The Copyrights - Alone in a Dome (Cover Artwork)

The Copyrights

Alone in a Dome (2021)

Fat Wreck Chords

I’ll have to admit right away that I’m just a casual listener of The Copyrights. I have a couple of their records, but I don’t know the band well enough to give a profound synopsis of the band’s history and discography in comparison to Alone in a Dome, their first album since 2014. But what I can say is that these 12 pop-punk songs have convinced me that I should definitely take the time to check out the rest of their albums.

While listening, it’s hard to ignore the overall tone of the record, starting with the cover art. The listener can’t help but experience that familiar feeling of being stuck in a small town rut, growing old, and falling in and out of love. With lyrics like “we talk all day about moving away, but we both know we’re not going anywhere” (“On Division”) and “this cold, it makes you feel your age”(Stuck in the Winter) are accompanied by unpredictable, off-kilter chord progressions that offer a slight dissonance.
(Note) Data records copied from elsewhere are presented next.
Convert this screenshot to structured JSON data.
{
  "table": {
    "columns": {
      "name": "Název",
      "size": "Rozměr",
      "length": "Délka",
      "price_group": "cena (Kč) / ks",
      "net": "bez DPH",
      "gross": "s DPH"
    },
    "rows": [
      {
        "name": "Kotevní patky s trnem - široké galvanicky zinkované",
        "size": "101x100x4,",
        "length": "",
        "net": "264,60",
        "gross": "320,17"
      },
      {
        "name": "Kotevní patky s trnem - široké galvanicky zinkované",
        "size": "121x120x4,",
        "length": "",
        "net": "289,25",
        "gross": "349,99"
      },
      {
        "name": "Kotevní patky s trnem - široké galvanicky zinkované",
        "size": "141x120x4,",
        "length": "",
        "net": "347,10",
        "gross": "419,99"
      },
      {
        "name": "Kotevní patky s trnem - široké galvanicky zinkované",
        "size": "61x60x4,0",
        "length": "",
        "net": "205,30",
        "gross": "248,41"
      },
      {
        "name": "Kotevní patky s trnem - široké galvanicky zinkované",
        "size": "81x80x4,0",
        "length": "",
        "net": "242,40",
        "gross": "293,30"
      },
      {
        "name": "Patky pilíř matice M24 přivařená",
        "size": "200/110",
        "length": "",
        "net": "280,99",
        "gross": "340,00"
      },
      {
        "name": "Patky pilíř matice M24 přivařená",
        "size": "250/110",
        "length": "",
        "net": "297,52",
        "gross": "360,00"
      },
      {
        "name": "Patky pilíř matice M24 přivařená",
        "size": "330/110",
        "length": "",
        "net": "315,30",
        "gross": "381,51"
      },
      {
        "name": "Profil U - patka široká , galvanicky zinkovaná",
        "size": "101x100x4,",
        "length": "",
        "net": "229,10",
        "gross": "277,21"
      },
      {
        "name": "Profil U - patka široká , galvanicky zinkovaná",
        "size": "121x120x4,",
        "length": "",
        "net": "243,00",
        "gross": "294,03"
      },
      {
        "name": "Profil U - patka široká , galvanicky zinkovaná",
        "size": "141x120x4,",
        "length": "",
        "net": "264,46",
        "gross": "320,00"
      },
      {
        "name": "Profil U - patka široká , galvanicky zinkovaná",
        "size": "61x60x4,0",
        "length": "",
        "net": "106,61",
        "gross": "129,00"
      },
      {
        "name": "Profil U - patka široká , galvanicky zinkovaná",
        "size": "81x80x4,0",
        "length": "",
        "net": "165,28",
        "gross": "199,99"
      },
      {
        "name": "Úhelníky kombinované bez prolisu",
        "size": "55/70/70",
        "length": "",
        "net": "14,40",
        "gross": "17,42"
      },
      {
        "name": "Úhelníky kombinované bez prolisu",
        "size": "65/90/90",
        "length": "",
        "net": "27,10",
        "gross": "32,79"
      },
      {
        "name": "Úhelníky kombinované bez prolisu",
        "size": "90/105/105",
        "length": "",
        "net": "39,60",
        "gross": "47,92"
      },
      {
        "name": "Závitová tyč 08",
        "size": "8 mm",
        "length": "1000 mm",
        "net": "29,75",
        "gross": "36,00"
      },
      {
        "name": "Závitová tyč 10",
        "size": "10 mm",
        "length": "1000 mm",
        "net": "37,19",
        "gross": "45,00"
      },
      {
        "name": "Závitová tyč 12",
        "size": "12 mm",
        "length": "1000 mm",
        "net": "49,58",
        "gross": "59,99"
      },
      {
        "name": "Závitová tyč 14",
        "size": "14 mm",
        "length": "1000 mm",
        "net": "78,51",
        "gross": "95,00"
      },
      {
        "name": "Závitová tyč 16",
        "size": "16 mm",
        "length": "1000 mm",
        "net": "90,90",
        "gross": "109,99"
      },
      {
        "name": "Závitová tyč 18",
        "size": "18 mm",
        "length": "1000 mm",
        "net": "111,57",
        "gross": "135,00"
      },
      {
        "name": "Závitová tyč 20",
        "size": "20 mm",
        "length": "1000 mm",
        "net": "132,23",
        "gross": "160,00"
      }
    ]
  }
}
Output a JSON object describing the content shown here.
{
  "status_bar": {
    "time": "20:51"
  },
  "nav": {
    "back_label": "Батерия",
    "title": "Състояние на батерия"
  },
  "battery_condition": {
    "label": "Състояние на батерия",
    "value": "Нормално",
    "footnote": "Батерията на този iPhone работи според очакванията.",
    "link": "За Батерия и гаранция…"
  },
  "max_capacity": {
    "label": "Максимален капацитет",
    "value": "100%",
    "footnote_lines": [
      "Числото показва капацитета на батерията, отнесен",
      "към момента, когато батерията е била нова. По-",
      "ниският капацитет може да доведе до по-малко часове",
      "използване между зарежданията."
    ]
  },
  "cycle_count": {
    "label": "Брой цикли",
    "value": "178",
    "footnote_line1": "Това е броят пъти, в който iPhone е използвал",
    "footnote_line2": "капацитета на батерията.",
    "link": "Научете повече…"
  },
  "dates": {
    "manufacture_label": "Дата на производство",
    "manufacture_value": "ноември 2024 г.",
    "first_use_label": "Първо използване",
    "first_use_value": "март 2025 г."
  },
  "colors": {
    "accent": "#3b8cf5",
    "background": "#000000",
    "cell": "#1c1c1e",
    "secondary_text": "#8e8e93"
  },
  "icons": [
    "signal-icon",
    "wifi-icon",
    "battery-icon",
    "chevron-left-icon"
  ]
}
Despite this though, with a bit of patience, this feeling is often alleviated with catchy melodies and motivating lyrics like “we’re gonna make it through the night” (“That One Week”). Take the first track, for example. “Part of the Landscape” sets a rugged tone right away, followed by a longer than usual verse causing a bit of anxiety, which subsides when the super catchy chorus kicks in. And these sing-along moments are scattered generously throughout the album, making the album sound like one big party, which is a welcomed juxtaposition to the underlying tone of the record. Partially because of this, it’s difficult to figure out which parts are the verse and which parts are the chorus in many of the songs. “Halo”, a quick burner, is a pretty good example of this where the verse sounds like a chorus and the chorus sounds like a verse, topped off with a gang vocal sing-a-long at the end.

Most of the songs are mid-tempo, yet the album provides just enough speed changes to keep the listener engaged without getting erratic, showcasing an ability to play a wide range of punk genres. When the band does slow down the tempo slightly, the aggression remains. And oftentimes, the band strays away from the typical pop-punk song structure,  forcing us to pay attention. There are times when the band sticks to somewhat of a traditional song structure, but this is rare on this record. More often than not, as I listened more intently, I said to myself, “oh, that’s a little different” or “oh, I didn’t really expect that”. In spite of this though, the album is still a relatively natural listen.

Overall, I suspect that this record is a welcomed return for most fans of the band. It is well-written and well-thought out. And it’s clear that the band takes pride in what they do. And now I’m eager to dive a little deeper into their back catalogue.